As a woman in her mid-twenties, though, the imaginative innocence that was likely the only reason she had survived to adulthood was nowhere to be found. The cracks in the ceiling, the subtle lean to the walls that could only come with foundation issues, the smell of mildew that thrived in the overly moist air... this was no temple, no place of worship. It was nothing more but a crumbling idol to a woman who was as flawed as she was lovely once upon a time and, while the idea of time being kind to anyone was a laughable one in Brenna's opinion, it had been especially cruel to her mother. The malaise that twisted Moira's mind had eventually been reflected by what must have been the ultimate insult to a woman that had sworn, up and down and in any other direction one could imagine, that she had magic in her veins that would one day lead the Gordon family to their rightful place as deities over the mortals that surrounded them.
After all, no god or goddess in any of the stories Moira told Brenna fell ill...but yet there it was, disproving Moira's claims of immortal might in six little letters.
Cancer.
By the time Brenna had been found by her mother's lawyer, the disease that had started in some unknown location within Moira's torso had spread--metastasized, the word was--along her spinal column and into her brain. Gone were the ebon waves and the alabaster glow of her skin that had lured more than a few men into her clutches to be sucked dry, the dangerous curves that even more had crashed and burned after being unable to handle them. All that remained was bone structure and eyes that were as dark and almost too large as ever, and even those had lost their luster. Amidst the antiseptic tang and the fluorescent lights of that hospital room, it was hard to believe that she had once feared her mother, loathed her as much as she now loathed the open waves that had been her second home before.
Even with that change of perspective, though, the sudden grip of nigh-skeletal fingers upon her arm had earned a startled jerk--Moira's words coming out in a murmur that sounded strange to Brenna's ears before her eyes closed forever.
"My journal, mo cheann beag. Read it and you will understand."

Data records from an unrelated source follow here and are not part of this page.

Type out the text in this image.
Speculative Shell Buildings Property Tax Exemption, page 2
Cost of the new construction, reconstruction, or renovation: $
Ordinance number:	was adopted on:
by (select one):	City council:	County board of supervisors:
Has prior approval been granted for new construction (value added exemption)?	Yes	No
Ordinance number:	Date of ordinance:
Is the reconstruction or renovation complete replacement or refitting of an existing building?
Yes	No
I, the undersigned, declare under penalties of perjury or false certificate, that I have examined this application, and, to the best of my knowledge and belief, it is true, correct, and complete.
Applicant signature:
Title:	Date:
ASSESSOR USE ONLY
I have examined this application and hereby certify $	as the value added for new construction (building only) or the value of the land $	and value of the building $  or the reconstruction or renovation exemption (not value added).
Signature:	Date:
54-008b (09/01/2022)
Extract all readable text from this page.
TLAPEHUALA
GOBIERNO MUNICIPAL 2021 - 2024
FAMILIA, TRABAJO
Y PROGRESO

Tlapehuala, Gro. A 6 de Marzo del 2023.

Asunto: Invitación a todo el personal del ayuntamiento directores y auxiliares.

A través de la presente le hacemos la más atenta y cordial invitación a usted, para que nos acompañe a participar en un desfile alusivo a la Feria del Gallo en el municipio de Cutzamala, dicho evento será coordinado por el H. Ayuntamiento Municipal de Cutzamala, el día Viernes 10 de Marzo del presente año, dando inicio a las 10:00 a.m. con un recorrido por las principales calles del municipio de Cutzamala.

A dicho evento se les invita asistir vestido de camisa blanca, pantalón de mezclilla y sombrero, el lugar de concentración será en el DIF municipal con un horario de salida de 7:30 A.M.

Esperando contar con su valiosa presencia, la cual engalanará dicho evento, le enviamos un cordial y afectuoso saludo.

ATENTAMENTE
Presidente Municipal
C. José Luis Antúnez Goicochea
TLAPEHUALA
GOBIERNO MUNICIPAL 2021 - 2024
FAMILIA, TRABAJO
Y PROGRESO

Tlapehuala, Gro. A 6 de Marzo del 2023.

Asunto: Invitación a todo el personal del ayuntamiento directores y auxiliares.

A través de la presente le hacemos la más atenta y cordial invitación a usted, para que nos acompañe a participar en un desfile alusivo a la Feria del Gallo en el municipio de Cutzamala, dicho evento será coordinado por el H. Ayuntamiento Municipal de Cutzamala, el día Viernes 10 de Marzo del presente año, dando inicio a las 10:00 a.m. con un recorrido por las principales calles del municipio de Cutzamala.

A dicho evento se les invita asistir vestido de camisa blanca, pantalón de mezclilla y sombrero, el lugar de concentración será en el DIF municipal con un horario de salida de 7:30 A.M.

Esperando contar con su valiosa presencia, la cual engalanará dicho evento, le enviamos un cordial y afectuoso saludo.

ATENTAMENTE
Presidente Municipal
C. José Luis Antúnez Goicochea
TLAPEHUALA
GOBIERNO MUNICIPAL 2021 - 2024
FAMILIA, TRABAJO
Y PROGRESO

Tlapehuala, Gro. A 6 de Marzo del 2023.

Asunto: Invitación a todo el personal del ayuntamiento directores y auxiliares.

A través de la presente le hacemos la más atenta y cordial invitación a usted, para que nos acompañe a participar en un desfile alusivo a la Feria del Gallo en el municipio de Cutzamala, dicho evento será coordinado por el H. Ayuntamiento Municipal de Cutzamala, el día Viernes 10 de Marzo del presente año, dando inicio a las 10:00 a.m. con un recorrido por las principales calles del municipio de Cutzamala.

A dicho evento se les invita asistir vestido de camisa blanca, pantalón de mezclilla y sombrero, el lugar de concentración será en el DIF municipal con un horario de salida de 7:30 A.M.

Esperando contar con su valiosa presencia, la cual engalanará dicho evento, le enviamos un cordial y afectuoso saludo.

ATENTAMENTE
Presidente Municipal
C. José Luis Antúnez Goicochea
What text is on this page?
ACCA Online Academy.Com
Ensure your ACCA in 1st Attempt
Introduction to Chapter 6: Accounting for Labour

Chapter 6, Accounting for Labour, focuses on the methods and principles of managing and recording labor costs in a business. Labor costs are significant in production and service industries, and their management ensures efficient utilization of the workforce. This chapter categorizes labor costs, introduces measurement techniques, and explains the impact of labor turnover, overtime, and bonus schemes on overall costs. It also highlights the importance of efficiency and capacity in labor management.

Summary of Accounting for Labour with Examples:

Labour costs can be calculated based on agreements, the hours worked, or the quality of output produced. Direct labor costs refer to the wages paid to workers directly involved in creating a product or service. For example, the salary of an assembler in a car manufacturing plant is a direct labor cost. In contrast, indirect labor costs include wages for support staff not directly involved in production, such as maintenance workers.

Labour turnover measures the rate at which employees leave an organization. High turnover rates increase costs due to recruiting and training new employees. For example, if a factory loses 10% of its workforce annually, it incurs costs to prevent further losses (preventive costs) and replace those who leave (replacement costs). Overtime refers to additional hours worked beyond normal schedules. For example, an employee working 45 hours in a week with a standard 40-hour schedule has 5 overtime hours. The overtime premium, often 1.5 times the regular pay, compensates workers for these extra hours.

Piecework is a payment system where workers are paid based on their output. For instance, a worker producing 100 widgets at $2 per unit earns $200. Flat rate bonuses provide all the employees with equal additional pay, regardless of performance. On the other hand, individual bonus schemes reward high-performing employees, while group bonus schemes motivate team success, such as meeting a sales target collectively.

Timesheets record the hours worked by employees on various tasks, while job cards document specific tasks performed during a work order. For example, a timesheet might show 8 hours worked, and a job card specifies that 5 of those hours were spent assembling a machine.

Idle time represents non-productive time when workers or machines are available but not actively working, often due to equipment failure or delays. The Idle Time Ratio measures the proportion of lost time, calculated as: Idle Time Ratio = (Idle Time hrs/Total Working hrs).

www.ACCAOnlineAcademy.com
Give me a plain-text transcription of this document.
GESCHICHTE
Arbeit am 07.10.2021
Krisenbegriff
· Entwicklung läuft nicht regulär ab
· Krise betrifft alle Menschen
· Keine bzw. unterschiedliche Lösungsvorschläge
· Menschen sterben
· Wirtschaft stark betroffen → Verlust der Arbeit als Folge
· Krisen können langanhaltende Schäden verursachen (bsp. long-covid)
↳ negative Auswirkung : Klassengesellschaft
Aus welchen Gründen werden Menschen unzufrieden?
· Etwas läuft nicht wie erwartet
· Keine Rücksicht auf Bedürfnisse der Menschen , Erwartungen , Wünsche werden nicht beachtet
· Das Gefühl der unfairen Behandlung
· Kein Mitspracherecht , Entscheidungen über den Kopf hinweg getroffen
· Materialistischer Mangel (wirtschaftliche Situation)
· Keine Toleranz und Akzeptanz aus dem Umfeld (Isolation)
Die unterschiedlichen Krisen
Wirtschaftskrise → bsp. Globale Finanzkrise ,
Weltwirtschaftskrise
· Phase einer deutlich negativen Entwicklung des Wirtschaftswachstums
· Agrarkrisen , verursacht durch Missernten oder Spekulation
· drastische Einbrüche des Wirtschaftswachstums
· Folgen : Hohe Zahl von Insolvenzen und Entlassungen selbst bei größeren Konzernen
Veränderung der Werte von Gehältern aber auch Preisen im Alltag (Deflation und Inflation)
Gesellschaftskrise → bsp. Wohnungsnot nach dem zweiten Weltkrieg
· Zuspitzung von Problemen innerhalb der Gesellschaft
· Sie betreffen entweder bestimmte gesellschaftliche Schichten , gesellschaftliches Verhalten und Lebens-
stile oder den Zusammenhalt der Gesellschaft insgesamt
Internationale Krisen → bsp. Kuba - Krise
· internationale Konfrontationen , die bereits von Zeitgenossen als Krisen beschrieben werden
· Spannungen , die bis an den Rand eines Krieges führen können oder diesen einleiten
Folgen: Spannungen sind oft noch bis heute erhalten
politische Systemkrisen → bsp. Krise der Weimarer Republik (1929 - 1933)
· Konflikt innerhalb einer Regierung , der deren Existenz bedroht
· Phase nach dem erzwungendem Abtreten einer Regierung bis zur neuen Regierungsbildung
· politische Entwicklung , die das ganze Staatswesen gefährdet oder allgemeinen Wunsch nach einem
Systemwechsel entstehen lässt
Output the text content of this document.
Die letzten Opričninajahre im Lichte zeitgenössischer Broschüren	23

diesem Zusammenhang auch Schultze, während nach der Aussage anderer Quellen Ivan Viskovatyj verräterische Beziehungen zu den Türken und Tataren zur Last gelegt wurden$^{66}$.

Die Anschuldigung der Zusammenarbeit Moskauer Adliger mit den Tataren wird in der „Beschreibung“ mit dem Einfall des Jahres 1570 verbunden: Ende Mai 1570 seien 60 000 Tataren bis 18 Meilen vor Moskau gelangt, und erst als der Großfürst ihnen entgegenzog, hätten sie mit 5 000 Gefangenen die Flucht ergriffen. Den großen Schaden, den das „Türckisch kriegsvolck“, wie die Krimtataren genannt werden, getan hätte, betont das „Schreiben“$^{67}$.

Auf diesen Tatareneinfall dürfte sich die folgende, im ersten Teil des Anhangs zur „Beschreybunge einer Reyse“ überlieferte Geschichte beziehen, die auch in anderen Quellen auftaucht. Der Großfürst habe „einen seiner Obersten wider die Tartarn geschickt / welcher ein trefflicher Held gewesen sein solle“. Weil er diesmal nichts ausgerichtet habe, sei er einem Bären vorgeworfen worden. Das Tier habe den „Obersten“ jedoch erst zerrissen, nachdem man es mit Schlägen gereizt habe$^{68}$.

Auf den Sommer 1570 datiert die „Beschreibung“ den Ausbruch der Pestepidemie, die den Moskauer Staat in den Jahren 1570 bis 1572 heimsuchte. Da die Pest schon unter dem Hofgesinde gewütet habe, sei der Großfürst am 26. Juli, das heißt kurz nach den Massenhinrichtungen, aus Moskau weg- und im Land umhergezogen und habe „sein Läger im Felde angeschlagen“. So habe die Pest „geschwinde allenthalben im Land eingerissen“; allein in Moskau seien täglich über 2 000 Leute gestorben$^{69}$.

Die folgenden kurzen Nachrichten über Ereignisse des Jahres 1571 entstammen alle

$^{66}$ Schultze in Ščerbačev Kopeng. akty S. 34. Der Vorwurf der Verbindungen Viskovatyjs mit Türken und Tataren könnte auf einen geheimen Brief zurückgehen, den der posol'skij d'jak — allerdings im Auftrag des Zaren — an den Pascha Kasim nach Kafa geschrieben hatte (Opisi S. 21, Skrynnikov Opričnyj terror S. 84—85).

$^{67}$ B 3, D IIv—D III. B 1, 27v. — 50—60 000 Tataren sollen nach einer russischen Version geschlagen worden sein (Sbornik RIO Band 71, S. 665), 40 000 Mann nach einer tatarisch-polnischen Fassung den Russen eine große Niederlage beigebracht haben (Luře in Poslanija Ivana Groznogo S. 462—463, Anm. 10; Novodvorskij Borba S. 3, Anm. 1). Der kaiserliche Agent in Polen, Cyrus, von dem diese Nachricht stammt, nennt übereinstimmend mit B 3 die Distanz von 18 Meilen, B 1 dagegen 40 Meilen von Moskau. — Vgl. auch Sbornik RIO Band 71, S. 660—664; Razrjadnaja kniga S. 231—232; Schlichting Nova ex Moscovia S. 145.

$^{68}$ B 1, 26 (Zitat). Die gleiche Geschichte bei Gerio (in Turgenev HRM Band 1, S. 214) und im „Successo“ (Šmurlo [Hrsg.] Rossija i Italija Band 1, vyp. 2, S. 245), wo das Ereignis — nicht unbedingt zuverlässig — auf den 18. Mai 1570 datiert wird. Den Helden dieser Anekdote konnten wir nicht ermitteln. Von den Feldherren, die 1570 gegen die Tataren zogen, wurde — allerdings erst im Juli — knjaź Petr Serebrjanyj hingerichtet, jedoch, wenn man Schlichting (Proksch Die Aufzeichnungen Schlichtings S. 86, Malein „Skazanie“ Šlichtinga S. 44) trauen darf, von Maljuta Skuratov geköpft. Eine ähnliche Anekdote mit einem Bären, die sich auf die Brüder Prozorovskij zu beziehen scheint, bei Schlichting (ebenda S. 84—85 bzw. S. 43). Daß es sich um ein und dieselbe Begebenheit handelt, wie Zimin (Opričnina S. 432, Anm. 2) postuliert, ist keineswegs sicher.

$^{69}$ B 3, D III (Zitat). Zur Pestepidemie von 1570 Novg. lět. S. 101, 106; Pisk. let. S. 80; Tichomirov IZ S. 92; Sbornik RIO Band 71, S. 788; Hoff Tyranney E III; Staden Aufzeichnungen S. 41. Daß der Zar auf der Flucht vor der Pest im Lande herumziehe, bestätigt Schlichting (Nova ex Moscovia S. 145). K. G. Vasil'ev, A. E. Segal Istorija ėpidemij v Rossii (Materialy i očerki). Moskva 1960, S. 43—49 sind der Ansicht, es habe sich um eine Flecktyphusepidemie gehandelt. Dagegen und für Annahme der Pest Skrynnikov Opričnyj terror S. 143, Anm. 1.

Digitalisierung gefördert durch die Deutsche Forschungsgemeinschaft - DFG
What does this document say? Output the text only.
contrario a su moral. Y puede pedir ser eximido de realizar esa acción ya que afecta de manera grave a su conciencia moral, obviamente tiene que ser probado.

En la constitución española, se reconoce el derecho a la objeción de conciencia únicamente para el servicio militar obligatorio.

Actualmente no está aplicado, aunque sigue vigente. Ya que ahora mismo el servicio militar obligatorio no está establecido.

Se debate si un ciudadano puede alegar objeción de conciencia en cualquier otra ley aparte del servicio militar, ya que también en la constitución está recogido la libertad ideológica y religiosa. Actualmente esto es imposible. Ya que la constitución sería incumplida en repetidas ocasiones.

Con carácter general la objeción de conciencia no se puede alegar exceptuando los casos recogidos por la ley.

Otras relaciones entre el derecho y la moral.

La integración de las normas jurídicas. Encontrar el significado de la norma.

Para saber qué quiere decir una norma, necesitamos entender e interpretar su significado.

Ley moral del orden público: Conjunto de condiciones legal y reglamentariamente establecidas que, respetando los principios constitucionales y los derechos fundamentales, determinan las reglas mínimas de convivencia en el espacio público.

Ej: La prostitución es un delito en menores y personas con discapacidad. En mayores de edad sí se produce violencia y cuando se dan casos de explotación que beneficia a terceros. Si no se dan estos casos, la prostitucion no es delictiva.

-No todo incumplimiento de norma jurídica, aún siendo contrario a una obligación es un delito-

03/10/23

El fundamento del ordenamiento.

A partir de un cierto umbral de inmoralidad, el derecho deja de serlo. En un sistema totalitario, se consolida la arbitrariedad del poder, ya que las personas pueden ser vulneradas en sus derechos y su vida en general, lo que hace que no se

And so there Brenna stood, surrounded by memories that burned like salt in long-open wounds as she cast her gaze about the living room. Considering how her mother had been fastidious about keeping her 'work' as a poet separate from more... personal matters, she knew that the tome in question was most likely to be amidst the tools of Moira's ill-fated trade. Pallid hands only hesitated a moment before they set about the task of going through the writing desk that still sat where it always had, motes of dust floating up to tickle Brenna's nose as papers and pens and other things were disturbed in the hunt for what she sought. Stack after jumbled stack, drawer after cluttered drawer--as her searching continued to be fruitless, she began to wonder if once again, the words of her mother had been as empty as all the rest. Shoving her hands into one of the last piles, the moment her fingers touched ebon spine obscured by half-finished sonnets and past due notices... all she could hear was the roar of the ocean in her ears, the world fading away in favor of waves that wanted nothing but to claim her once and for all.
Cac!
Hurriedly hauling it out into the open, Brenna found herself scrambling for the safety of a cast-off bag from a local grocery store before she shoved the book into the sack. The cheap plastic was just enough of a barrier to keep whatever those pages contained at bay, the pounding of the waves retreating to the dull roar that had underscored her childhood. Glancing out the window to ensure that the coast was as far away as it had been before she found the journal, she let out a huff of an exhale that was too harsh to be a sigh... but was relieved all the same. Such wasn't going to last, though.
Not when she'd have to hold her breath and go under if she wanted the answers Moira's journal held.